The Gulf Emirates, or Gulf States, are a string of tiny, but very wealthy countries bordering Saudi Arabia along the Persian Gulf. Among them, Bahrain is home to the American Sixth fleet, while Qatar is home to the U.S. Central Command’s Forward Headquarters and the Combined Air Operations Center.
The situation in both these countries is getting short shrift in the U.S. media for several reasons, the most important of which is their significance.
While the G8 mulls over what to do about a defiant Greece, Saudi Arabia proposes a merger to the Bahraini monarchy, and a French website yesterday reported that Kuwait had uncovered plans for a coup d’etat hatched by Qatar. All during the months long unrest in Bahrain we’ve been told that Washington does not want to get involved in its internal affairs.
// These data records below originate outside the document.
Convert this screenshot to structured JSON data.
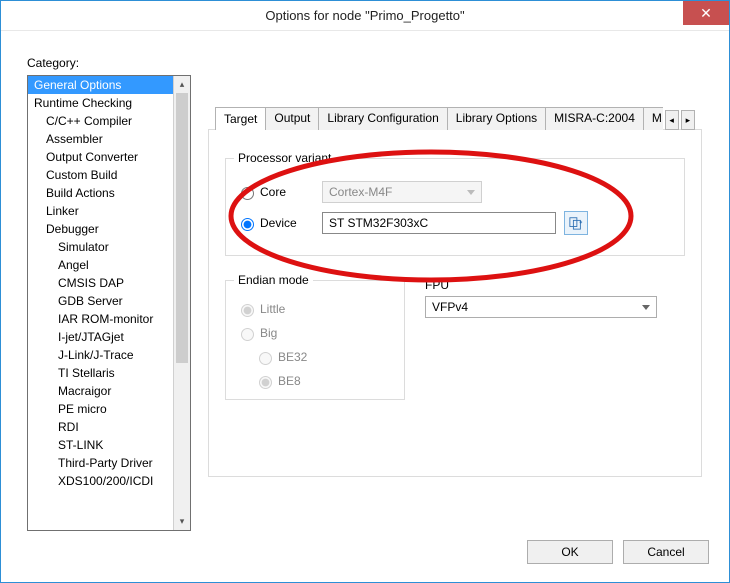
{
  "window": {
    "title": "Options for node \"Primo_Progetto\""
  },
  "category": {
    "label": "Category:",
    "items": [
      {
        "t": "General Options",
        "i": 0,
        "sel": true
      },
      {
        "t": "Runtime Checking",
        "i": 0
      },
      {
        "t": "C/C++ Compiler",
        "i": 1
      },
      {
        "t": "Assembler",
        "i": 1
      },
      {
        "t": "Output Converter",
        "i": 1
      },
      {
        "t": "Custom Build",
        "i": 1
      },
      {
        "t": "Build Actions",
        "i": 1
      },
      {
        "t": "Linker",
        "i": 1
      },
      {
        "t": "Debugger",
        "i": 1
      },
      {
        "t": "Simulator",
        "i": 2
      },
      {
        "t": "Angel",
        "i": 2
      },
      {
        "t": "CMSIS DAP",
        "i": 2
      },
      {
        "t": "GDB Server",
        "i": 2
      },
      {
        "t": "IAR ROM-monitor",
        "i": 2
      },
      {
        "t": "I-jet/JTAGjet",
        "i": 2
      },
      {
        "t": "J-Link/J-Trace",
        "i": 2
      },
      {
        "t": "TI Stellaris",
        "i": 2
      },
      {
        "t": "Macraigor",
        "i": 2
      },
      {
        "t": "PE micro",
        "i": 2
      },
      {
        "t": "RDI",
        "i": 2
      },
      {
        "t": "ST-LINK",
        "i": 2
      },
      {
        "t": "Third-Party Driver",
        "i": 2
      },
      {
        "t": "XDS100/200/ICDI",
        "i": 2
      }
    ]
  },
  "tabs": [
    "Target",
    "Output",
    "Library Configuration",
    "Library Options",
    "MISRA-C:2004",
    "MISR"
  ],
  "processor": {
    "group_title": "Processor variant",
    "core_label": "Core",
    "core_value": "Cortex-M4F",
    "device_label": "Device",
    "device_value": "ST STM32F303xC"
  },
  "endian": {
    "group_title": "Endian mode",
    "little": "Little",
    "big": "Big",
    "be32": "BE32",
    "be8": "BE8"
  },
  "fpu": {
    "label": "FPU",
    "value": "VFPv4"
  },
  "buttons": {
    "ok": "OK",
    "cancel": "Cancel"
  }
}
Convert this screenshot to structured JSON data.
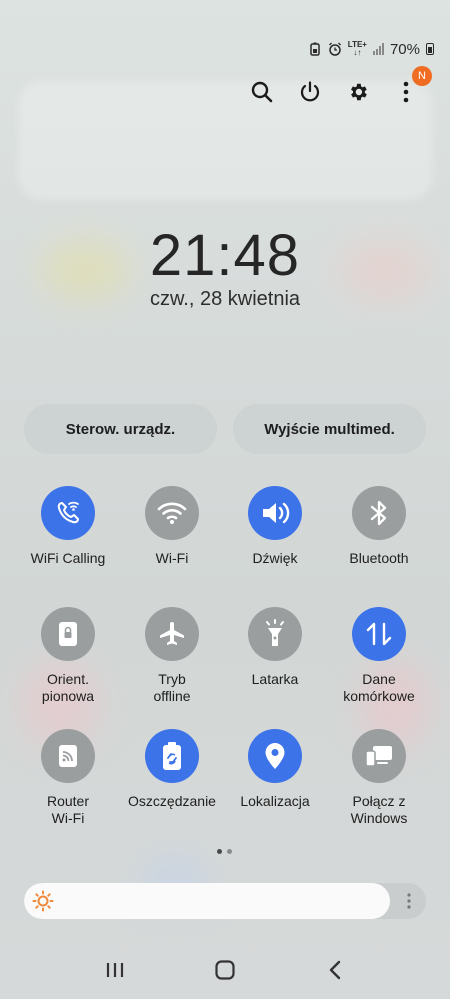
{
  "status_bar": {
    "lte_label": "LTE+",
    "battery_text": "70%"
  },
  "top_actions": {
    "badge_text": "N",
    "icons": [
      "search-icon",
      "power-icon",
      "gear-icon",
      "more-vert-icon"
    ]
  },
  "clock": {
    "time": "21:48",
    "date": "czw., 28 kwietnia"
  },
  "pills": {
    "devices_label": "Sterow. urządz.",
    "media_label": "Wyjście multimed."
  },
  "tiles": [
    {
      "label": "WiFi Calling",
      "icon": "wifi-calling-icon",
      "active": true
    },
    {
      "label": "Wi-Fi",
      "icon": "wifi-icon",
      "active": false
    },
    {
      "label": "Dźwięk",
      "icon": "sound-icon",
      "active": true
    },
    {
      "label": "Bluetooth",
      "icon": "bluetooth-icon",
      "active": false
    },
    {
      "label": "Orient.\npionowa",
      "icon": "orientation-lock-icon",
      "active": false
    },
    {
      "label": "Tryb\noffline",
      "icon": "airplane-icon",
      "active": false
    },
    {
      "label": "Latarka",
      "icon": "flashlight-icon",
      "active": false
    },
    {
      "label": "Dane\nkomórkowe",
      "icon": "mobile-data-icon",
      "active": true
    },
    {
      "label": "Router\nWi-Fi",
      "icon": "hotspot-icon",
      "active": false
    },
    {
      "label": "Oszczędzanie",
      "icon": "battery-saver-icon",
      "active": true
    },
    {
      "label": "Lokalizacja",
      "icon": "location-icon",
      "active": true
    },
    {
      "label": "Połącz z\nWindows",
      "icon": "link-windows-icon",
      "active": false
    }
  ],
  "pager": {
    "pages": 2,
    "current": 1
  },
  "brightness": {
    "level": 0.91
  },
  "colors": {
    "active": "#3d73e8",
    "inactive": "#9a9e9f",
    "badge": "#ef6c22",
    "sun": "#f08a3a"
  }
}
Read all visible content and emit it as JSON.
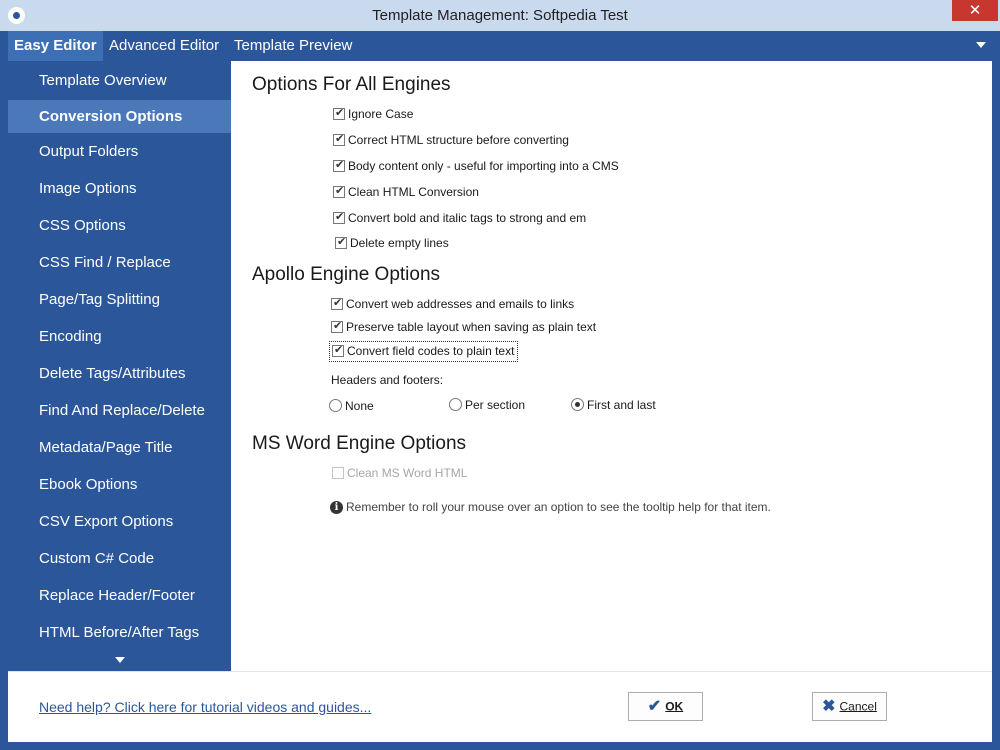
{
  "window": {
    "title": "Template Management: Softpedia Test",
    "close_label": "✕"
  },
  "menu": {
    "tabs": [
      {
        "label": "Easy Editor",
        "active": true
      },
      {
        "label": "Advanced Editor",
        "active": false
      },
      {
        "label": "Template Preview",
        "active": false
      }
    ]
  },
  "sidebar": {
    "items": [
      {
        "label": "Template Overview"
      },
      {
        "label": "Conversion Options",
        "active": true
      },
      {
        "label": "Output Folders"
      },
      {
        "label": "Image Options"
      },
      {
        "label": "CSS Options"
      },
      {
        "label": "CSS Find / Replace"
      },
      {
        "label": "Page/Tag Splitting"
      },
      {
        "label": "Encoding"
      },
      {
        "label": "Delete Tags/Attributes"
      },
      {
        "label": "Find And Replace/Delete"
      },
      {
        "label": "Metadata/Page Title"
      },
      {
        "label": "Ebook Options"
      },
      {
        "label": "CSV Export Options"
      },
      {
        "label": "Custom C# Code"
      },
      {
        "label": "Replace Header/Footer"
      },
      {
        "label": "HTML Before/After Tags"
      }
    ]
  },
  "main": {
    "all_engines": {
      "title": "Options For All Engines",
      "options": [
        {
          "label": "Ignore Case",
          "checked": true
        },
        {
          "label": "Correct HTML structure before converting",
          "checked": true
        },
        {
          "label": "Body content only - useful for importing into a CMS",
          "checked": true
        },
        {
          "label": "Clean HTML Conversion",
          "checked": true
        },
        {
          "label": "Convert bold and italic tags to strong and em",
          "checked": true
        },
        {
          "label": "Delete empty lines",
          "checked": true
        }
      ]
    },
    "apollo": {
      "title": "Apollo Engine Options",
      "options": [
        {
          "label": "Convert web addresses and emails to links",
          "checked": true
        },
        {
          "label": "Preserve table layout when saving as plain text",
          "checked": true
        },
        {
          "label": "Convert field codes to plain text",
          "checked": true
        }
      ],
      "headers_label": "Headers and footers:",
      "radios": [
        {
          "label": "None",
          "selected": false
        },
        {
          "label": "Per section",
          "selected": false
        },
        {
          "label": "First and last",
          "selected": true
        }
      ]
    },
    "msword": {
      "title": "MS Word Engine Options",
      "options": [
        {
          "label": "Clean MS Word HTML",
          "checked": false,
          "disabled": true
        }
      ]
    },
    "info_text": "Remember to roll your mouse over an option to see the tooltip help for that item."
  },
  "footer": {
    "help_link": "Need help? Click here for tutorial videos and guides...",
    "ok_label": "OK",
    "cancel_label": "Cancel"
  },
  "colors": {
    "accent": "#2b579a",
    "sidebar_active": "#4a78b9",
    "close": "#c7372f"
  }
}
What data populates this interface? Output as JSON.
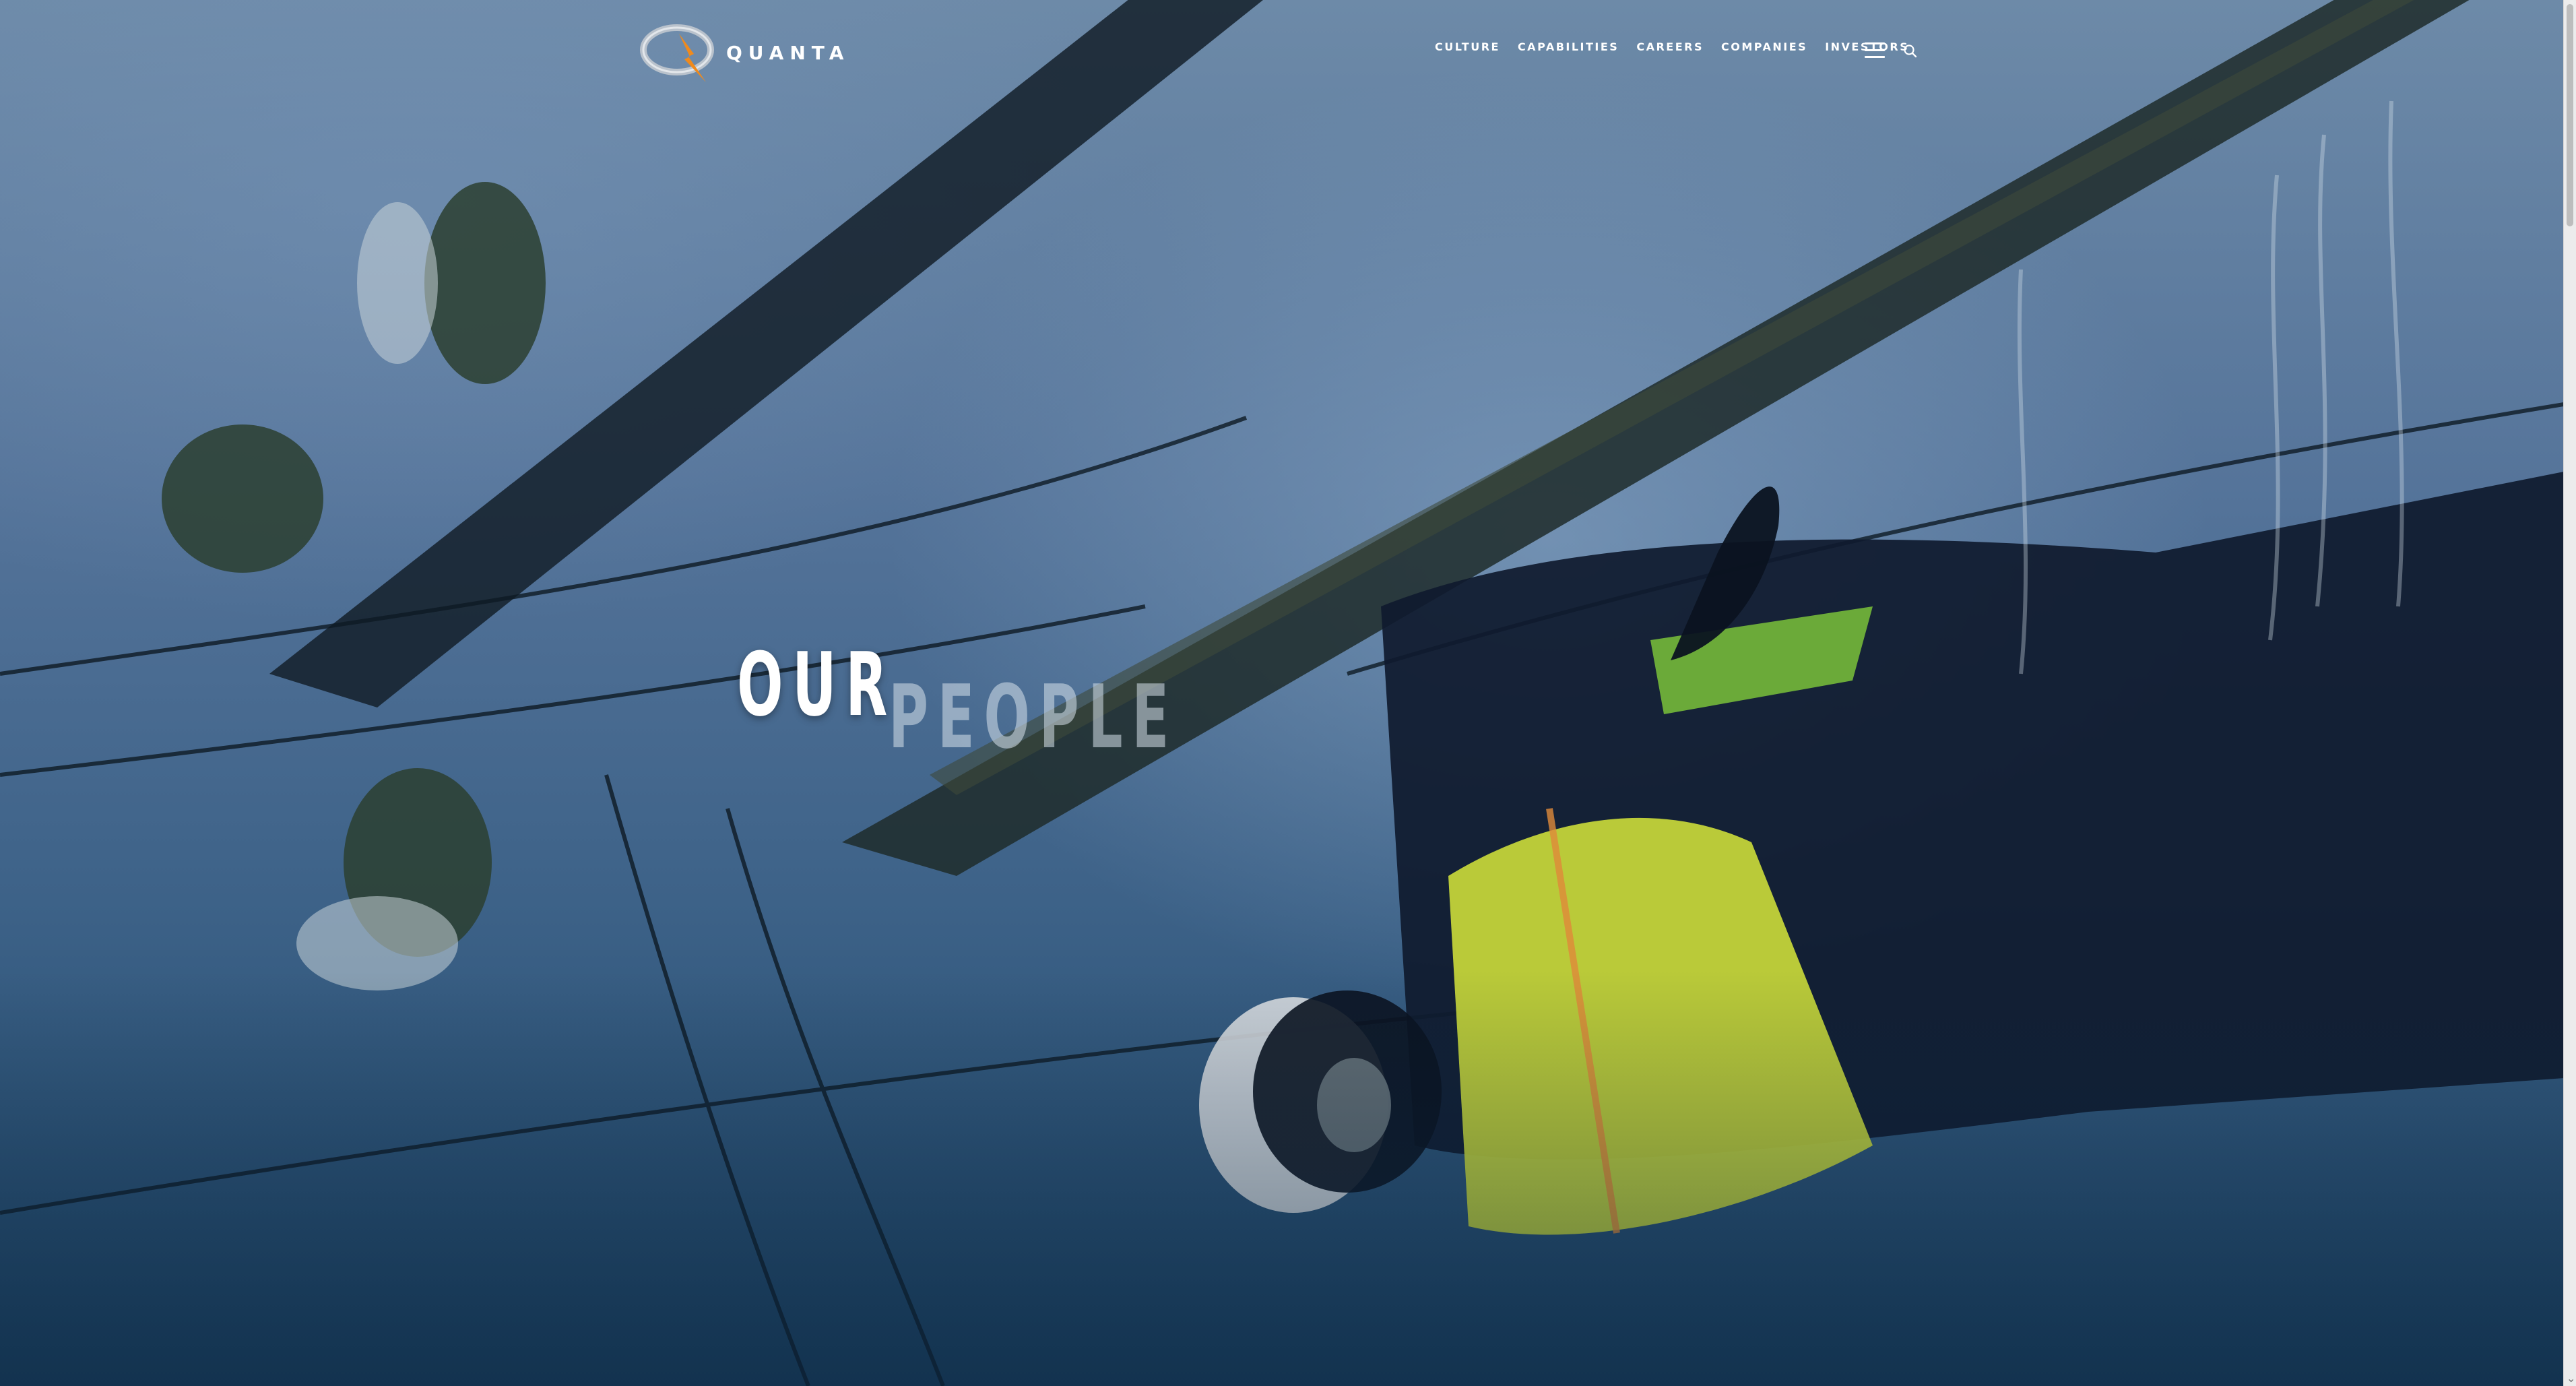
{
  "header": {
    "logo_text": "QUANTA",
    "logo_icon": "quanta-swirl-logo",
    "nav": [
      {
        "label": "CULTURE"
      },
      {
        "label": "CAPABILITIES"
      },
      {
        "label": "CAREERS"
      },
      {
        "label": "COMPANIES"
      },
      {
        "label": "INVESTORS"
      }
    ],
    "menu_icon": "hamburger-menu-icon",
    "search_icon": "search-icon"
  },
  "hero": {
    "headline_primary": "OUR",
    "headline_secondary": "PEOPLE"
  },
  "colors": {
    "text": "#ffffff",
    "logo_orange": "#f08a1c",
    "logo_silver": "#b9c2cc",
    "vest_yellow": "#c9d93a"
  }
}
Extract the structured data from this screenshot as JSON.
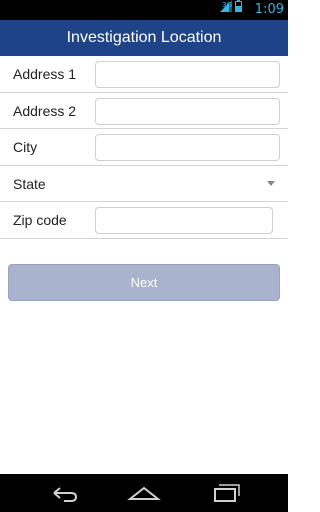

Why should we get involved when we can get another local client state to do the dirty work? Saudi Arabia is beginning to look more and more like Israel – a tale waging our dog in exchange for big bones.
The American press fails to emphasize the crucial difference between Sunni and Shi’a Muslims: the first invariably represent the 1%, while the second try to defend the 99% – usually without success – which is what motivated the Iranian revolution.
The replacement of a Sunni Shah by a Shi’a theocracy resulted in Iran being ostracized by its Gulf neighbors. These states are ruled by Sunnis, and have relatively small Shi’a minorities, except for Bahrain, whose native population is about 70% Shi’a. In 1957, Iran claimed that Bahrain constituted an Iranian province. The matter was laid to rest in 1970 by a Bahraini referendum in favor of independence.
But as preparations move ahead for possible war between the West and Iran, Saudi Arabia’s move to keep Bahrain resolutely in the Sunni camp, via union with its weak rulers, comes as no surprise. At a time of high anti-Iranian sentiment, the long-term objective of securing all of Middle Eastern oil for the West implies keeping the Middle East firmly in the hands of Sunni rulers.
And if you’re wondering why Qatar may have tried to oust the rulers of Kuwait, it’s still only a rumor. Remember Iraq invaded Kuwait in 1991, setting off the first Gulf War.